RECORD · 03 / DOSE CONTEXT

The doses of tesamorelin studied in the research record

What was administered to whom, by which route, at which dose — logged from the trial protocols and the FDA-approved regimen, as research context, not as instructions.

The short version

When researchers studied tesamorelin, almost everyone used the same regimen: 2 mg injected under the skin (subcutaneous) of the abdomen, once a day. That is the dose in both big HIV trials and the FDA-approved label. A lower 1 mg dose showed up in a couple of studies. This page describes those studied doses as a record of what the trials did — not as a recommendation. There is no human dosing instruction here, because research-grade tesamorelin is not the approved medicine and these pages are an editorial digest, not a clinic.

Doses studied in the research literature

The tesamorelin dosage that dominates the literature is 2 mg subcutaneously once daily. That was the dose in both pivotal Phase 3 trials — the 26-week NEJM trial [5] and the 52-week program [6] — and it is the FDA-approved regimen under NDA 022505 [4]. The JAMA hepatic-fat RCT [7], the healthy-men mechanistic study [8], and the drug-interaction crossover study [3] all used 2 mg/day as well.

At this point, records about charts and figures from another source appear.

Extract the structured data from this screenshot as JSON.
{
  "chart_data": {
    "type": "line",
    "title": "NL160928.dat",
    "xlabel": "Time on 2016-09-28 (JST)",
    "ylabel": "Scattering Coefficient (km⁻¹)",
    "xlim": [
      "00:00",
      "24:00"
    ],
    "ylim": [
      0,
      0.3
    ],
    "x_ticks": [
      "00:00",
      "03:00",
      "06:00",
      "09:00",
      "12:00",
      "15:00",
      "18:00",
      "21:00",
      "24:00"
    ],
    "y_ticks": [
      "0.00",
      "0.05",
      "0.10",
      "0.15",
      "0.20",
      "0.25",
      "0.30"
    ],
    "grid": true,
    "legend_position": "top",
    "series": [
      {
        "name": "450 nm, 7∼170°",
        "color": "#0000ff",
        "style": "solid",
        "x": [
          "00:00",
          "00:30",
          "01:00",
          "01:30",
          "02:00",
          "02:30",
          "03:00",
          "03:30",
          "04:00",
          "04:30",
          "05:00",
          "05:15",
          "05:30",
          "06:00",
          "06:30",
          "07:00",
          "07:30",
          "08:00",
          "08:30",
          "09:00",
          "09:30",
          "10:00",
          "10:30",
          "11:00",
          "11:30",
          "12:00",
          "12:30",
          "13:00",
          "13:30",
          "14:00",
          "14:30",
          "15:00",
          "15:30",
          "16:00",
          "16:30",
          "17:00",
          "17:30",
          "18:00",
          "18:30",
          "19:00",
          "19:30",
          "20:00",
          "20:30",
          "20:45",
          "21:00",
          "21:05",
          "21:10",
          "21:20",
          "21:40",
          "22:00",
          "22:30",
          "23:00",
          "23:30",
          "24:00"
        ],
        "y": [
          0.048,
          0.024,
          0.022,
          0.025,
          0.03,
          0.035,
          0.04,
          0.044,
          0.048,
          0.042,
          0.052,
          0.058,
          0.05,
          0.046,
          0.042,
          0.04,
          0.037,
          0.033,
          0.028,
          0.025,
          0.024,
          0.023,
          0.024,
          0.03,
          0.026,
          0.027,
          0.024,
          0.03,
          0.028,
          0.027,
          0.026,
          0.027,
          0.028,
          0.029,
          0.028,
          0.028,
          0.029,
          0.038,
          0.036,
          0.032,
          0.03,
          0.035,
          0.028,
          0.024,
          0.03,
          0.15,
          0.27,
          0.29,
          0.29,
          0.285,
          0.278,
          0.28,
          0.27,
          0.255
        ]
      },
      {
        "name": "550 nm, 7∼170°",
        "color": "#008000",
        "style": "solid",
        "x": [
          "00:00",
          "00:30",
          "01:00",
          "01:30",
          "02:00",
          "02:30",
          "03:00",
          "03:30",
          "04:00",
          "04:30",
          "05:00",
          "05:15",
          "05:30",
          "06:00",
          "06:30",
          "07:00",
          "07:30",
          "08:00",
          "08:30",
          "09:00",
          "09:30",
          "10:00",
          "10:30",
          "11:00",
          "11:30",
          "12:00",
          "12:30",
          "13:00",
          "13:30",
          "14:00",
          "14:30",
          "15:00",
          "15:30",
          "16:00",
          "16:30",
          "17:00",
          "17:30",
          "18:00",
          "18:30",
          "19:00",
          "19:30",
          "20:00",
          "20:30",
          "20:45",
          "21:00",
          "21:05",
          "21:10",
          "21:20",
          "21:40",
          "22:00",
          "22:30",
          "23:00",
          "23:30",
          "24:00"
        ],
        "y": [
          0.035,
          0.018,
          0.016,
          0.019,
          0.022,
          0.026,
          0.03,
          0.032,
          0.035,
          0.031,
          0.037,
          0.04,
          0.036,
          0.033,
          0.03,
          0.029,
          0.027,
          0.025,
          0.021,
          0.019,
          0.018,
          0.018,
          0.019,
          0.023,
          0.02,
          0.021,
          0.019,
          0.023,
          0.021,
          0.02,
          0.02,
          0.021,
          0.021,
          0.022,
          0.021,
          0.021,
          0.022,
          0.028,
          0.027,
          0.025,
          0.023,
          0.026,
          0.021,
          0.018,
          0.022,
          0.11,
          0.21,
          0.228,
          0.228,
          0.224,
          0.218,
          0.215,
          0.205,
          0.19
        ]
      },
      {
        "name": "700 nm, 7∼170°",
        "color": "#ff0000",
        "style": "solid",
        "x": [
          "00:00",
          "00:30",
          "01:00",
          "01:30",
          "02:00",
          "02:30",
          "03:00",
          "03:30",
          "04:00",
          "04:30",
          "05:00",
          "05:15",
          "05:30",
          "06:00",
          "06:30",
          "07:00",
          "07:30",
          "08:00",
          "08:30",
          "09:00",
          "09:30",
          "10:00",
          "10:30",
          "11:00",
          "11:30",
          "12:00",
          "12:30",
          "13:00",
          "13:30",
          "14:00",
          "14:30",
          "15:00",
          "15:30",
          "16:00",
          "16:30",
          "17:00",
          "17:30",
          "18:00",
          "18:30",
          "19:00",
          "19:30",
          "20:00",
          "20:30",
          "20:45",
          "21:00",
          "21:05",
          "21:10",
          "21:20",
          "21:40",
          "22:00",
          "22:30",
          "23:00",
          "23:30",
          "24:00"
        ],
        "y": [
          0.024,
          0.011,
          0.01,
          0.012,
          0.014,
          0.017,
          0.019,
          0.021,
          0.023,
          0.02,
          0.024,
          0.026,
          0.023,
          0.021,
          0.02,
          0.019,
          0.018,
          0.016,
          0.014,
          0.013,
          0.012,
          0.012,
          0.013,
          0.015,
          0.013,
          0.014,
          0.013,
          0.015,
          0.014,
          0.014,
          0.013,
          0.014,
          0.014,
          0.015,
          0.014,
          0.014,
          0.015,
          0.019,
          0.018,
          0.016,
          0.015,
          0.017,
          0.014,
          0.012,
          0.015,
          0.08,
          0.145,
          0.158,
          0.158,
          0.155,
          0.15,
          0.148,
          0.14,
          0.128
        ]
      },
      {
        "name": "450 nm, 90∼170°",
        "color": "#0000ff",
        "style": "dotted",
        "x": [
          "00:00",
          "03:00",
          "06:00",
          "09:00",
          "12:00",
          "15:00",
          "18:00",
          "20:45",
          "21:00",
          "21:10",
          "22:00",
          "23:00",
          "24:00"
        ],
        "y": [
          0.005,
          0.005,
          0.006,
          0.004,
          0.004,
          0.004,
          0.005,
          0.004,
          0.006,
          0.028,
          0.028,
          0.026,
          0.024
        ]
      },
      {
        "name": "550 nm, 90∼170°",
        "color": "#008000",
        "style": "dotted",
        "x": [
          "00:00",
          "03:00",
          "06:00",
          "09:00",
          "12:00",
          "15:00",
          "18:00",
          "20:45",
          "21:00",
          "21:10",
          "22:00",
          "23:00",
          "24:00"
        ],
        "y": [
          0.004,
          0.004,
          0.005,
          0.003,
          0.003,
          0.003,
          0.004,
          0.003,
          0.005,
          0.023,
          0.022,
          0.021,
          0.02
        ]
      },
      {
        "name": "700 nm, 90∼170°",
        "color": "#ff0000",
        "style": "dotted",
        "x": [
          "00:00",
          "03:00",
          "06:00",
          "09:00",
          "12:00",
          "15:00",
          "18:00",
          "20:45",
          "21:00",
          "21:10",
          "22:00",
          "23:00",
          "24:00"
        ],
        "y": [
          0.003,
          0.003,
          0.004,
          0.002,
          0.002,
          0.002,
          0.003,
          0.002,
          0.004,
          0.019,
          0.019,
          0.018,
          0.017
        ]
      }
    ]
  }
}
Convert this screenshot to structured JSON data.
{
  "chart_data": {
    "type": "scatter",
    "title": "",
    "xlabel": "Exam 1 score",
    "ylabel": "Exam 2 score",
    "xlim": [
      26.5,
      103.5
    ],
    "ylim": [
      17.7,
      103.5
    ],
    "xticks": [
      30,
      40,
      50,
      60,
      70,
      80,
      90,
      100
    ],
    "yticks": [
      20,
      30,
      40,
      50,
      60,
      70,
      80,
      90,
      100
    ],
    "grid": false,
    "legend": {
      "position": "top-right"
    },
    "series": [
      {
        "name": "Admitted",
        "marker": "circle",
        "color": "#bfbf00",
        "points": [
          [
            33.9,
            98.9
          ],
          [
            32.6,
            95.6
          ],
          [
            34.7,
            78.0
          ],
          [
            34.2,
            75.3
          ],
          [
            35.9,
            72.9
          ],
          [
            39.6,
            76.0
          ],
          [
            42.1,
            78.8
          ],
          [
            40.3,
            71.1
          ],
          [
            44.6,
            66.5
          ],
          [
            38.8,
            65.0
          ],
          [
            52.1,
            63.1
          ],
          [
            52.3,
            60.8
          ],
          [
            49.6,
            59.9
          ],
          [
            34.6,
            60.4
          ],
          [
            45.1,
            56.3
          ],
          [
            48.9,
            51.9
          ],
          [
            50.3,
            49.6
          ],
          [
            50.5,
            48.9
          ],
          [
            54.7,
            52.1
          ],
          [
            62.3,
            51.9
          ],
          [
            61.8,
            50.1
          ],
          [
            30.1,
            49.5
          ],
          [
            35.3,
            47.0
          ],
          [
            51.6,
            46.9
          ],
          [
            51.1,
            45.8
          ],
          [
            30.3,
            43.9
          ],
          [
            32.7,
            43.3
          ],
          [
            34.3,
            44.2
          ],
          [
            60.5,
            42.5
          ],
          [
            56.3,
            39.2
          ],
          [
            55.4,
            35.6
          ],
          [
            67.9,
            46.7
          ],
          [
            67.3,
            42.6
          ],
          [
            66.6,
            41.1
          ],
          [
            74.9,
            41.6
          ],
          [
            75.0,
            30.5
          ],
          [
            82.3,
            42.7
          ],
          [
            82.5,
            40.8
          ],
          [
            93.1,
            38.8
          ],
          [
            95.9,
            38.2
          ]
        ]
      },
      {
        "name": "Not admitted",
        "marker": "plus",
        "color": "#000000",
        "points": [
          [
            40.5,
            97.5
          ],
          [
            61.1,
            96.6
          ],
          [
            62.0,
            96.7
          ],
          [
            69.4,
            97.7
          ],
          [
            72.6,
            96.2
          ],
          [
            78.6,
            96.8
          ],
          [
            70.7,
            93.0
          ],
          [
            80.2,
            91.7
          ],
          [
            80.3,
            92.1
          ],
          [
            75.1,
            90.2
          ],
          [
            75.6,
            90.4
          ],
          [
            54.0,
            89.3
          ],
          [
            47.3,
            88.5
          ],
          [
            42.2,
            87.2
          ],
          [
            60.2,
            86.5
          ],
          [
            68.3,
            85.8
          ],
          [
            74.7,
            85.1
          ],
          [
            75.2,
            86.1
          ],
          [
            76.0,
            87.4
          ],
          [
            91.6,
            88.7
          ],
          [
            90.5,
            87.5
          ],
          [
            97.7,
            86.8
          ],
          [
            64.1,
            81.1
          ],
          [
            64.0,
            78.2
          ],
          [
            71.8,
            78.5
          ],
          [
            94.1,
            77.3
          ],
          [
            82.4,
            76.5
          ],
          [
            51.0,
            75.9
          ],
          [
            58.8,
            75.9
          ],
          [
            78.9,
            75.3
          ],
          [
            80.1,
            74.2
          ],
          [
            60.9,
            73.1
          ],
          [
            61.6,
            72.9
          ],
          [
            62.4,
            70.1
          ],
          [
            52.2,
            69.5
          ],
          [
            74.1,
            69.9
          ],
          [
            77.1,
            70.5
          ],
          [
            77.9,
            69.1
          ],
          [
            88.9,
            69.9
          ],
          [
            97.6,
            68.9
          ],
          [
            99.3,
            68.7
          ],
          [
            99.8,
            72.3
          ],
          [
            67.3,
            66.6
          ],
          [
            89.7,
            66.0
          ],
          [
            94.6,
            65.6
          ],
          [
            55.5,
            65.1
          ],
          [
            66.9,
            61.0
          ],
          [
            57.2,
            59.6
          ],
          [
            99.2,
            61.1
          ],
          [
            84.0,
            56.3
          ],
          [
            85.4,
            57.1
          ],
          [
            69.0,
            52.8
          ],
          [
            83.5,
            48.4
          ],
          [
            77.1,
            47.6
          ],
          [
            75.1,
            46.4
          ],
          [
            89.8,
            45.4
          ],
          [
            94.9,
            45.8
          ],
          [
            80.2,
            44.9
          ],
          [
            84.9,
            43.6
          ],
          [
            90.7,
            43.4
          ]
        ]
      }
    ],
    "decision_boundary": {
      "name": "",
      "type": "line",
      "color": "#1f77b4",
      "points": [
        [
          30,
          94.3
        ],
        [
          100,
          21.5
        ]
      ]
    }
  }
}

A lower dose of 1 mg subcutaneously once daily appears in the dose-ranging literature: the 12-week study compared 1 mg and 2 mg and found dose-related IGF-1 increases (+48% at 1 mg, +65% at 2 mg) with trunk-fat reduction at both [9], and 1 mg was a lower arm in the type-2-diabetes safety trial [2]. The dose-response is real but modest across that range. These are descriptions of doses studied in the literature, not a protocol — the approved product is a prescription drug for one indication, and no general-population dosing exists.

Route, half-life, and the once-daily rationale

Every clinical trial used the same route: subcutaneous injection at an abdominal site — the only route studied and the only FDA-approved route [4]. There is no oral or other route in the human record.

The pharmacokinetics explain the once-daily schedule. The parent peptide clears rapidly — an apparent elimination half-life of ~21-45 minutes in dogs in non-clinical work [10], and a terminal half-life on the order of ~26-38 minutes cited by secondary sources [1], with apparent plasma clearance near 1,060 L/h [1]. Yet the GH/IGF-1 response it triggers persists across the day, which is why a once-daily injection sustains the downstream effect despite minutes-long plasma residence [1]; the research page details half-life and pharmacokinetics in full. The visceral-fat benefit is contingent on continued dosing: it reaccumulated within weeks of discontinuation in the long-term program [6].

Stability and handling in the studied product

The N-terminal trans-3-hexenoic acid modification is a stability device first: it blocks the DPP-IV cleavage that rapidly inactivates native GHRH, which is what gives tesamorelin a usable duration of action at all [10]. In the studied finished product, the compound is supplied as a lyophilized powder requiring reconstitution; the FDA label specifies refrigerated storage and use of the reconstituted solution within a defined window [1].

These handling notes describe the characterized clinical product. Research-grade material sold for laboratory use lacks the purity and potency oversight of the approved product, so its stability behavior should not be assumed equivalent. Storage, reconstitution, and assay conditions are properties a laboratory establishes for its own material — not a dosing instruction.